TRUE TERNARY REFACTOR 18: BigInt Correlation Scaling

Goal

Port the successful testing/test_bigint_ternary.py scaling rule into the main ARB ternary training path while staying under the >8GB VRAM training target.

The important math is now the dense ternary default:

mean_corr = corr_accum / (step_counter * group_size)
S = 2 ** (E + ARB_BIGINT_CORR_STRENGTH * mean_corr)
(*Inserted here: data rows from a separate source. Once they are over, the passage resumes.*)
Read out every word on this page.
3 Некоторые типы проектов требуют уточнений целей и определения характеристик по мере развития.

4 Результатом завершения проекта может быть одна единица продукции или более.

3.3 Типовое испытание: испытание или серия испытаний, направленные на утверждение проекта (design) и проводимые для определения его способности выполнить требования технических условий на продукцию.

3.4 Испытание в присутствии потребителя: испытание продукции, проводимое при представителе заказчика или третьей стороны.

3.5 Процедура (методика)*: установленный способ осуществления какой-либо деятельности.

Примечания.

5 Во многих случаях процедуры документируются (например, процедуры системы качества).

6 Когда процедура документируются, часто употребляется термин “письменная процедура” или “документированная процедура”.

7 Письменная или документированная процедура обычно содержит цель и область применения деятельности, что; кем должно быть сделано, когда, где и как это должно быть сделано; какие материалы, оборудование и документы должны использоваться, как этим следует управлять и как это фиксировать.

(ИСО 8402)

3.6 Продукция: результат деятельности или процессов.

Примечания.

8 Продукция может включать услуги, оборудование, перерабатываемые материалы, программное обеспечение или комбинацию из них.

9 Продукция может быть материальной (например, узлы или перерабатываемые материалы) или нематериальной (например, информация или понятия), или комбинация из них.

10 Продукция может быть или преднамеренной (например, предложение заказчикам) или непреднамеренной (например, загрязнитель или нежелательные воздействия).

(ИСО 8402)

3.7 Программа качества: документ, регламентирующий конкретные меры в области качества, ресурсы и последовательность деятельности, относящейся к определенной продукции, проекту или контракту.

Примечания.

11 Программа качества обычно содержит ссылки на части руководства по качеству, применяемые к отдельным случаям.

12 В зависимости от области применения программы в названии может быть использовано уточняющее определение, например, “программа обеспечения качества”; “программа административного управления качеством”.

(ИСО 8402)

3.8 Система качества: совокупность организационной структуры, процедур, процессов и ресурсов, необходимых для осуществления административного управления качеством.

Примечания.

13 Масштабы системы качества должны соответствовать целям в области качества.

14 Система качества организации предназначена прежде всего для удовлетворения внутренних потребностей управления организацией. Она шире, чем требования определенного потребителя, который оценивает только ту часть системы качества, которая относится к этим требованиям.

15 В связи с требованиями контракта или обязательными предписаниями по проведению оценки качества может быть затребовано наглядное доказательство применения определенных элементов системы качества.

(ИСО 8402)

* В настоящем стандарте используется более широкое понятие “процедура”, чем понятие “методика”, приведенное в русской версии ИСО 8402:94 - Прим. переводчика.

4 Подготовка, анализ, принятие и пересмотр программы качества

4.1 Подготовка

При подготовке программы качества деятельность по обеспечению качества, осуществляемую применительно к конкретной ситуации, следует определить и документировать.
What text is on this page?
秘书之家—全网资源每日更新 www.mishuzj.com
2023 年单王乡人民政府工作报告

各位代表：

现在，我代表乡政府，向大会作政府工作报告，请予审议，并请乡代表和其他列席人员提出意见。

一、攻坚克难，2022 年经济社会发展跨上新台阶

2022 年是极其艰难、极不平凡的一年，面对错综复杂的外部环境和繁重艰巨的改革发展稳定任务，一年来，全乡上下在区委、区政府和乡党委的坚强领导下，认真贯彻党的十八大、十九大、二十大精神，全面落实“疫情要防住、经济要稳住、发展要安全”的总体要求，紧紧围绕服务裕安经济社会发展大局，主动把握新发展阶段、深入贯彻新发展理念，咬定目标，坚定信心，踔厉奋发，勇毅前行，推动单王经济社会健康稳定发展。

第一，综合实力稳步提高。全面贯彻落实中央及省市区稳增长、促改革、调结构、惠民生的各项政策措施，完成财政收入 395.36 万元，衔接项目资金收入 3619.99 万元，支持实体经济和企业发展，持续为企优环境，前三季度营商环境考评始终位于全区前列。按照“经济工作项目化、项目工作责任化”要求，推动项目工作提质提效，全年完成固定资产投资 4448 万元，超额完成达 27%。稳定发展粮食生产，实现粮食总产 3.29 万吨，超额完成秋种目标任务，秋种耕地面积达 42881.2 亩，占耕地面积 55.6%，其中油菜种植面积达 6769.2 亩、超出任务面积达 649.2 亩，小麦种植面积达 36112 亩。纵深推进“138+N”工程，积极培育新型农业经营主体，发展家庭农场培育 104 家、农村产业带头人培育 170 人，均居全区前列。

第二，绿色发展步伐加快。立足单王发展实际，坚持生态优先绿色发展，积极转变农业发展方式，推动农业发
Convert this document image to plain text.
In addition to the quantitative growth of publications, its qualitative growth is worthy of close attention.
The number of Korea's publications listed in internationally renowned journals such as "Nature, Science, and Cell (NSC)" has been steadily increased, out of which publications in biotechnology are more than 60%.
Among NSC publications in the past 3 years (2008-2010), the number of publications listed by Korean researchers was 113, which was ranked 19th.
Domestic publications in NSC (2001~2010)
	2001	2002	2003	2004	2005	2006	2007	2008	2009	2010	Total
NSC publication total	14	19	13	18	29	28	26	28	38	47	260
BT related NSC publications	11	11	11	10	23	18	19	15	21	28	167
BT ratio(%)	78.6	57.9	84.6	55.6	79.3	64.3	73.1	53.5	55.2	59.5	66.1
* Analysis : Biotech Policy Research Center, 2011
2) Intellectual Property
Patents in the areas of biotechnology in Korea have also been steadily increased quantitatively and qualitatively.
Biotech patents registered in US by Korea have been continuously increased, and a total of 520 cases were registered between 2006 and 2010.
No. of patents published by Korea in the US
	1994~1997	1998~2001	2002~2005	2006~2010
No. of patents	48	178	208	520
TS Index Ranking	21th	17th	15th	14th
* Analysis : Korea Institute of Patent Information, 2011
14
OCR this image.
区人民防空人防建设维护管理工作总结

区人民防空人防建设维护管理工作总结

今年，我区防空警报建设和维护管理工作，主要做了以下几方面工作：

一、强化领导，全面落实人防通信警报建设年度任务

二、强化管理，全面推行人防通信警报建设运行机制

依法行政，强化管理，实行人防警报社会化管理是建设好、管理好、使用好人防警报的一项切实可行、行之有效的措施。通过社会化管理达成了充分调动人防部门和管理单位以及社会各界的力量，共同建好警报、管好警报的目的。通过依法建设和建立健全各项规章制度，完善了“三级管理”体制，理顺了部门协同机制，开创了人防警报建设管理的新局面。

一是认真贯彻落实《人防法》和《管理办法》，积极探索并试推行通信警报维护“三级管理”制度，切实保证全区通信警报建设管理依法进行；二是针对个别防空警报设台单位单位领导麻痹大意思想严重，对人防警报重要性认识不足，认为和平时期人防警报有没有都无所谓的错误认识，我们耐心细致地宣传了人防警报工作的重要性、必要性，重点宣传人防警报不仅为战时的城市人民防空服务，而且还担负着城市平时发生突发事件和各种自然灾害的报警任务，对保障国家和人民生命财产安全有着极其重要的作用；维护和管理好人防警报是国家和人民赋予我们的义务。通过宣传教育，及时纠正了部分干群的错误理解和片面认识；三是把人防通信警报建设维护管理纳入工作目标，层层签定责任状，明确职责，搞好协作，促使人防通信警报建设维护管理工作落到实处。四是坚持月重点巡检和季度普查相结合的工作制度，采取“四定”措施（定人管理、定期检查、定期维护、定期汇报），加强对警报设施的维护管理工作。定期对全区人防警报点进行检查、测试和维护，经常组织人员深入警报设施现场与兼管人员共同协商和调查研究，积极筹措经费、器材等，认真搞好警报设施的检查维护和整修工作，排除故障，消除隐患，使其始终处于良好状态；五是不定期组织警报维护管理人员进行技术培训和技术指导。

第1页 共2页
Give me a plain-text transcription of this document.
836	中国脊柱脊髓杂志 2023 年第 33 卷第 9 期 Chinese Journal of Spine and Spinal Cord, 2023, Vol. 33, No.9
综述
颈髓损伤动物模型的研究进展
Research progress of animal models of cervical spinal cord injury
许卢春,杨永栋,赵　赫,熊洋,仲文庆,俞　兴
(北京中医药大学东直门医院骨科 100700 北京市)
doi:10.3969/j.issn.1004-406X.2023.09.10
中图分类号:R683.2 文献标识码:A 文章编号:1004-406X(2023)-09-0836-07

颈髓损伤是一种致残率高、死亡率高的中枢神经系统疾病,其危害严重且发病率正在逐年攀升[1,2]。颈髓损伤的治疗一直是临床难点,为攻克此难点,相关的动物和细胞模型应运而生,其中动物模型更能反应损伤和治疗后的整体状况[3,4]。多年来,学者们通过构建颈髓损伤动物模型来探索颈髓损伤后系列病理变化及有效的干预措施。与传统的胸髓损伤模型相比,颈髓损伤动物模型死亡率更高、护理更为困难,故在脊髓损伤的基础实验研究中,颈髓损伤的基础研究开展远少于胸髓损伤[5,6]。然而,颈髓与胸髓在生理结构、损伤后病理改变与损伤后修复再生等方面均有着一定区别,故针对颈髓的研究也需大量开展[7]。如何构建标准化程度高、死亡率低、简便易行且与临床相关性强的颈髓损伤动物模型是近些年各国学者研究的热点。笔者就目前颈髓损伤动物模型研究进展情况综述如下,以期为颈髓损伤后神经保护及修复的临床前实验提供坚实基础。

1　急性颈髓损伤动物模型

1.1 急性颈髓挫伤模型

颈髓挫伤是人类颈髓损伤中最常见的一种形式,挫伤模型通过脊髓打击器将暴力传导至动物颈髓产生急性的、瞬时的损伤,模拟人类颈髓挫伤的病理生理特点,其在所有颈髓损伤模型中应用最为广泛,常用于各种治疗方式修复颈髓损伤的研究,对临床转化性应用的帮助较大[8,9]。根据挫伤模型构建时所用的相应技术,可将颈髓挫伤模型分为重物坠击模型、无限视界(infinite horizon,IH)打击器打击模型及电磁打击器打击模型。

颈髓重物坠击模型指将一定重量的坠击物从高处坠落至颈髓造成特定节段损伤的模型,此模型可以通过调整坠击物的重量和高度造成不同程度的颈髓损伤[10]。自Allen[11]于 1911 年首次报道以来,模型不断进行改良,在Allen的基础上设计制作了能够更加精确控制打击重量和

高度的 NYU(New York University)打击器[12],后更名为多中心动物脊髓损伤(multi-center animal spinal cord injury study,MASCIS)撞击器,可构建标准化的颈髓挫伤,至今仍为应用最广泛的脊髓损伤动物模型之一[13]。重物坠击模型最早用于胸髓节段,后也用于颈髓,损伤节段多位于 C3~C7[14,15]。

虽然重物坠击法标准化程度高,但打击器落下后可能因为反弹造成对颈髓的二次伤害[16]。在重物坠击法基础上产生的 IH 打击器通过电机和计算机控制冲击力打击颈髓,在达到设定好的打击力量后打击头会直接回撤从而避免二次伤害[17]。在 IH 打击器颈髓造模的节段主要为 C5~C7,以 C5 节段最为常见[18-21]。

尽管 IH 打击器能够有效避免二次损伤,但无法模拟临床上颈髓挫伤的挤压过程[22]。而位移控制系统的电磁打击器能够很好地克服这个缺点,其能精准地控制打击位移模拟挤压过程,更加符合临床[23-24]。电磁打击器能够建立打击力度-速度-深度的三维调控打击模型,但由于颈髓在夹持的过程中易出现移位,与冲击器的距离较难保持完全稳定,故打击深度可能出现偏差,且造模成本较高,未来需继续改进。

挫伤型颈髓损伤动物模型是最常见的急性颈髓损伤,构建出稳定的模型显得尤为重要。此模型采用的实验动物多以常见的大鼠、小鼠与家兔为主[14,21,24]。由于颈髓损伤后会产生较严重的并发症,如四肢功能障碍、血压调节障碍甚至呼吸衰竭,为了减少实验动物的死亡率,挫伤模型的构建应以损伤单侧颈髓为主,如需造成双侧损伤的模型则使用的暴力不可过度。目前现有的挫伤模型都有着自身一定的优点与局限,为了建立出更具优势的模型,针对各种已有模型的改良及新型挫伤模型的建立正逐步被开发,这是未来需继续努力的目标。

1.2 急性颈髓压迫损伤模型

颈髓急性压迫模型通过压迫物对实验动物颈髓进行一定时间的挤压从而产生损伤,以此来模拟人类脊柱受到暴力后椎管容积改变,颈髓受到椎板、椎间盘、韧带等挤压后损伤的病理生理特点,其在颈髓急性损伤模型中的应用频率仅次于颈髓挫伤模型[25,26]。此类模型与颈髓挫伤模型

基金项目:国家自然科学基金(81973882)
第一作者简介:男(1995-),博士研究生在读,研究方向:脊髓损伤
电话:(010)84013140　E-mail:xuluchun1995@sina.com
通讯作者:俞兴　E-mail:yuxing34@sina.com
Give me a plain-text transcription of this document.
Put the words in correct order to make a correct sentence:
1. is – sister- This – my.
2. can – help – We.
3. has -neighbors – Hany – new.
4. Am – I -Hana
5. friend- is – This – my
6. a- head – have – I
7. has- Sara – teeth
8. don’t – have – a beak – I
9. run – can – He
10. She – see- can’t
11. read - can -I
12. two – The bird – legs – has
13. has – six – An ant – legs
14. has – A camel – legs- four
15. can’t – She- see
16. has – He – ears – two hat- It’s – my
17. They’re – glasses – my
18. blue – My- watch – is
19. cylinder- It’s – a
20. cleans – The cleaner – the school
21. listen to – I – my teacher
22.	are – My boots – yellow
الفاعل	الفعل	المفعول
Default ARB_BIGINT_CORR_STRENGTH is 4.0, matching the successful BigInt test. E stays fixed after initialization for dense TernaryScaleTensor modules. The trainable signal moves through integer corr_accum.

Main Changes

arbitor/kernel/ternary_scale.py
- Replaced dense T_accum and E_accum training state with corr_accum int64 and step_counter int64.
- Added BigInt scale expansion in _get_S() and the Triton linear forward/grad-x kernels.
- Added a Triton direct correlation accumulation kernel for sign(grad_y.T @ x) * T grouped by scale group.
- Added a custom autograd function that recomputes effective weights in backward instead of saving w_eff in the graph.
- Disabled the TileLang dense path for this mode until TileLang supports corr_accum in both forward and backward. This prevents the previous fp16 TileLang path from silently breaking ternary training.
arbitor/main.py
- Updated prepare_ternary_backward() and update cleanup to recognize streamed BigInt updates.
- Preserved LossComponent routing by sending component-specific dense signs into corr_accum.
- Skipped old per-group threshold float temporaries for BigInt dense layers. Those thresholds were only used by legacy T_accum flips and were a large avoidable allocation at 3B scale.
arbitor/kernel/ternary_audit.py
- Audit now counts corr_accum and step_counter so training-state memory is no longer underreported.
arbitor/attention/context_attention.py, arbitor/components.py, arbitor/decoders.py
- Converted the context attention gate from nn.Linear to TernaryScaleTensor.
- Froze LTI injection float constants so pure ternary trainers have zero trainable float parameters.
testing/test_tscale.py, testing/test_polarity_validation.py
- Updated expectations from old E_accum/T_accum behavior to fixed E, integer corr_accum, and BigInt step counters.

Validation

Commands run:

python -m compileall -q arbitor training testing
python -m pytest -q testing/test_polarity_validation.py testing/test_tscale.py -k "not model_integration and not runtime_switch"
ARB_TERNARY_BACKEND=triton python training/text.py --steps 1 --batch 1 --ctx 4 --eval-interval 999 --run bigint-smoke
ARB_TERNARY_BACKEND=triton python training/pretrain.py --steps 1 --batch 1 --ctx 4 --text-data training/data/tinyshakespeare.txt --text-weight 1.0 --code-weight 0 --image-weight 0 --audio-weight 0 --video-weight 0 --eval-interval 0 --log-interval 0 --save-interval 0 --no-save --run bigint-pretrain-smoke

Focused tests passed:

42 passed, 2 deselected

3-step full text-model CUDA memory probe:

logical_ternary_weights 3122933472
training_state_mb 1684.27
after_cuda_mb 1706
step 0 alloc_mb 1754 reserved_mb 1838 peak_mb 1998
step 1 alloc_mb 1754 reserved_mb 1838 peak_mb 2038
step 2 alloc_mb 1754 reserved_mb 1842 peak_mb 2036

This is the key result: allocated VRAM did not stack across steps after cleanup.

Current State

Dense ternary modules now train through BigInt correlation scaling rather than discrete ternary flips.
Persistent dense training state is integer only: T_packed uint8, E int8, corr_accum int64, step_counter int64.
The 3.12B logical ternary text path reports 0 trainable float params and runs a 1-step pretrain smoke.
Remaining float params are frozen LTI constants, not optimizer state.

Follow-Up

Port sparse embedding/VQ tables from legacy T_accum/E_accum to BigInt correlation if the T_accum=321 MB training-state block becomes the next bottleneck.
Add TileLang BigInt support only after its kernels accept corr_accum, step_counter, and integer correlation accumulation. The fp16-only TileLang path should stay disabled for BigInt training.